When you offer critique to another soul, do it gently.
When you offer encouragement to another soul, do it fiercely.
“But,” we groan, “there are so many things that bother me about this band of misfits, and there are people within it that I really don’t like.” But moving toward people we don’t particularly like can offer us our best opportunities to love. Biblical love is meant to reshape us into the likeness of the One who first loved us when we were not His friends but His enemies. God demonstrates His own love for us in this: While we were still sinners, Christ died for us. We love, not in a sentimental sense, but in a gutsy, costly sense, because He first loved us. We do not have the resources in ourselves to extend such love. We are resourced by another, by Jesus Himself.

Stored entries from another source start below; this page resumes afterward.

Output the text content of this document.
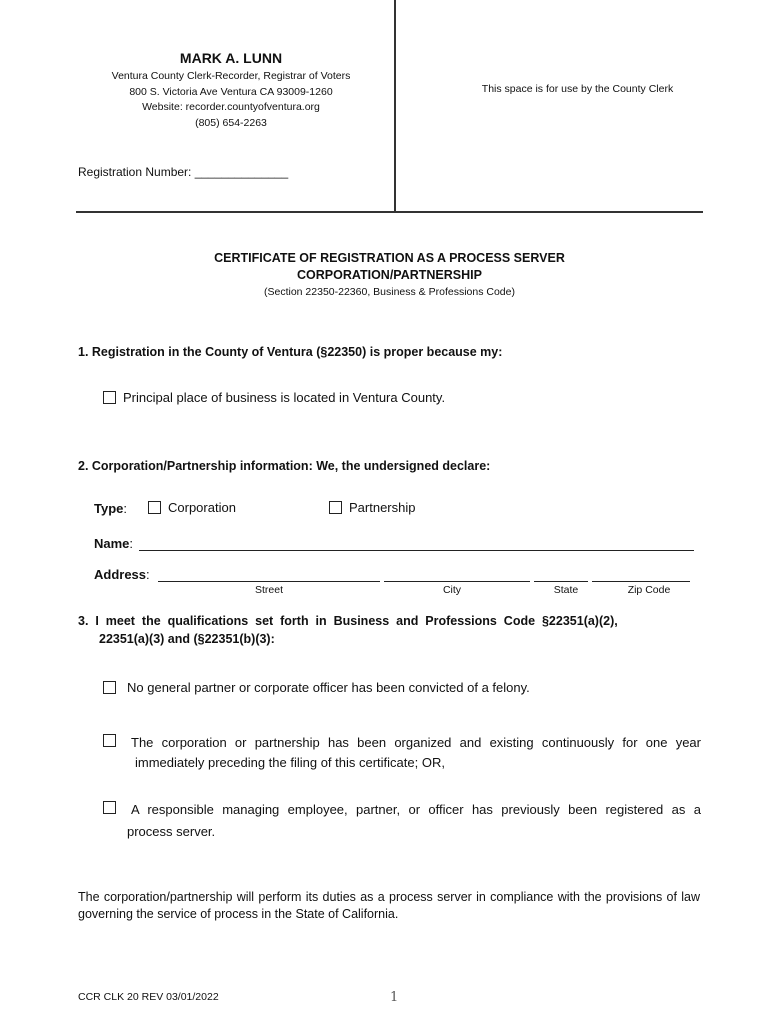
MARK A. LUNN
Ventura County Clerk-Recorder, Registrar of Voters
800 S. Victoria Ave Ventura CA 93009-1260
Website: recorder.countyofventura.org
(805) 654-2263
This space is for use by the County Clerk
Registration Number: ______________
CERTIFICATE OF REGISTRATION AS A PROCESS SERVER
CORPORATION/PARTNERSHIP
(Section 22350-22360, Business & Professions Code)
1. Registration in the County of Ventura (§22350) is proper because my:
Principal place of business is located in Ventura County.
2. Corporation/Partnership information: We, the undersigned declare:
Type:	Corporation	Partnership
Name:
Address:
Street	City	State	Zip Code
3.  I  meet  the  qualifications  set  forth  in  Business  and  Professions  Code  §22351(a)(2),
22351(a)(3) and (§22351(b)(3):
No general partner or corporate officer has been convicted of a felony.
The corporation or partnership has been organized and existing continuously for one year
immediately preceding the filing of this certificate; OR,
A responsible managing employee, partner, or officer has previously been registered as a
process server.
The corporation/partnership will perform its duties as a process server in compliance with the provisions of law governing the service of process in the State of California.
CCR CLK 20 REV 03/01/2022	1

Emerson once wrote, “The blessing of old friends is that you can afford to be stupid with them.” With Jesus, we can afford to be vulnerable because He has taken our shame away by moving our judgment day from the future to the past. His death, burial, and resurrection have established us as His beloved Bride, as those He is not ashamed to call His sisters and brothers. We are and forever will be the cherished and kept daughters and sons of His Father, who is also our Father. We are not a consumer good to Jesus; therefore, we are not consumed. We are His forever family—fully known and fully loved; completely exposed and never rejected.
We can afford to be stupid with Jesus. When we are, He will love us just the same. And it is from this secure place that we are now free, if we dare, to be a true friend to those who need a friend most.
It is a beautiful thing to be real, seeing Jesus right here with us - loving us all! Thanks, Scott, for these good words ;)
This is so good, Scott. Thanks for sharing, brother!